Few things can take you back to childhood like recreating the food experiences you once loved. Making Kraft Mac & Cheese all by yourself. Lucky Charms’ magically delicious cereal milk. M&Ms melting in your mouth. But as consumers’ eating patterns evolve, will the fun foods of decades past be available for kids to enjoy?
Today’s CPG brands must evolve their once-beloved products through responsible reinvention to appeal to a generation of kids and parents who often prefer quinoa to Wonder Bread.
Marry nostalgia with current consumer desires
Legacy brands can get pretty far on nostalgia, but it’s not enough on its own. Instead, products must adapt to what consumers want while maintaining their core attributes. Today’s consumers typically crave products with a benefit beyond just taste. This includes foods and beverages that cater to dietary restrictions (low carb, gluten-free, etc.) or complement an experience, like eating popcorn at the movies.
The not-so-nutritious-but-totally-delicious Doritos brand has survived its competition’s wrath since 1964. Marketing itself as the go-to football Sunday snack and consistently releasing iconic Super Bowl advertisements, Doritos has proven its nostalgic quality (some are still mourning the loss of Doritos 3D chips from the 2000s) and remains legendary from Gen X to Gen Z. Meanwhile, Doritos understands its consumer base and continuously gives them what they want, such as teaming up with Taco Bell to deliver the infamous Doritos Locos Taco to the Pizza Hut Australia collaboration, which offered the Doritos Crunchy Crust Pizza, to crazy bold flavor experiments.

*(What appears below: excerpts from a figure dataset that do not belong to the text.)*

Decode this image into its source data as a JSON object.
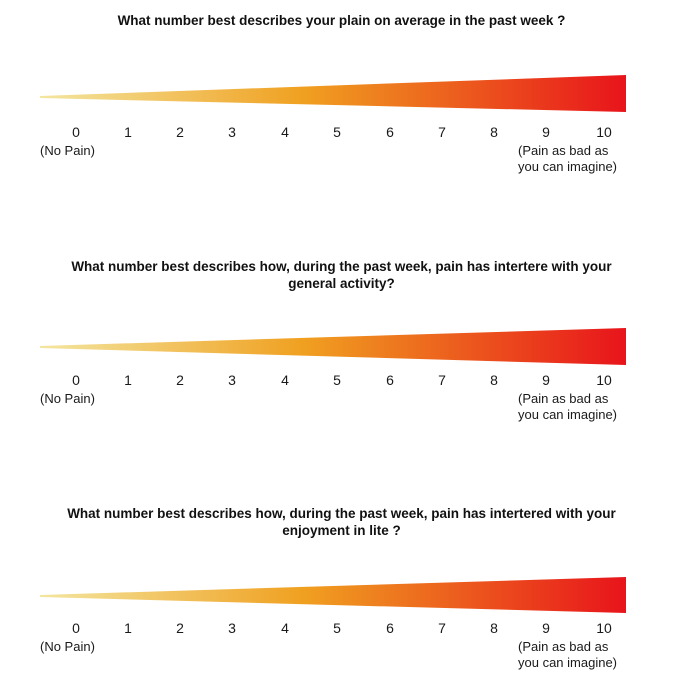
{
  "scale": {
    "numbers": [
      "0",
      "1",
      "2",
      "3",
      "4",
      "5",
      "6",
      "7",
      "8",
      "9",
      "10"
    ],
    "low_anchor": "(No Pain)",
    "high_anchor_line1": "(Pain as bad as",
    "high_anchor_line2": "you can imagine)",
    "colors": {
      "start": "#f3e6a0",
      "mid": "#f0a020",
      "end": "#e8141b"
    }
  },
  "questions": [
    {
      "title_line1": "What number best describes your plain on average in the past week ?",
      "title_line2": ""
    },
    {
      "title_line1": "What number best describes how, during the past week, pain has intertere with your",
      "title_line2": "general activity?"
    },
    {
      "title_line1": "What number best describes how, during the past week, pain has intertered with your",
      "title_line2": "enjoyment in lite ?"
    }
  ]
}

Stay true to your core function
While it’s important for any brand to be conscious of lifestyle and health trends, there’s a danger for legacy products when they change just to stay trendy, risking the loss of beloved core attributes. Sure, people are more health conscious, but many still want to indulge in delicious and familiar things. No one eats Ellio’s Pizza or Hot Pockets because they’re healthy. However, for similar brands, there’s no sense in adapting to keep up with wellness trends or drastically revamping the recipe, especially if it changes the taste or isn’t going to appeal to a health-conscious consumer anyway.
A brand that successfully pivoted without changing its recipe or taste is Nabisco Animal Crackers. Their packaging always had a nostalgic undertone, recalling a time when circuses kept caged animals. This idea might have once been associated with joy and adventure, but the brand tactfully redesigned its packaging to show animals walking free in response to a new era that sees old circus practices as cruel. A simple change to the product generated publicity and renewed relevance.
This isn’t to say that these kinds of products can’t invigorate their brands with new flavors, but there’s no point in keeping up with trends if you lose that irreplaceable factor that earned you iconic status in the first place.
A lot of heritage brands are giving up
In their rush to catch up, many brands are losing sight of what they mean to consumers. They must embrace their brand identity, own their uniqueness in today’s market and put some effort into appealing to modern consumers by refreshing their style to modernize marketing efforts.
A favorite that is poised for responsible brand reinvention is Bugles, which has the perfect ingredients to succeed in today’s landscape. It’s a fan favorite, tastes good, has a unique name and shape and a variety of flavors. In order to thrive, the brand should take a page out of Frito-Lay’s playbook, whether that means marketing Bugles as an occasion-based snack or integrating it into fun recipes. Bugles must pivot its marketing by leveraging digital and social platforms for its loyalists to become advocates.
Another example is Yoo-hoo. It’s not chocolate milk enriched with calcium and vitamin D, rather, it’s a delicious chocolate drink made primarily of water and sugar. But instead of disingenuously hailing itself as a nutritious elixir, the product is more likely to capture consumers who crave drinks that simply taste good. It needs to aggressively market itself as a fun alternative to soda and embrace the fact that fewer loyal customers can be more valuable than lots of occasional ones.
In turbulent times, there are few things people appreciate as much as good, old-fashioned nostalgia. It’s incredibly comforting to experience enjoyable foods that trigger positive memories. But in order to stay relevant and avoid falling into a novelty trap, legacy brands must understand their position, refresh their packaging and promote what they stand for. Only then will they earn the respect and attention of the people who once loved them so they can comfortably welcome their kids as a new generation of brand loyalists.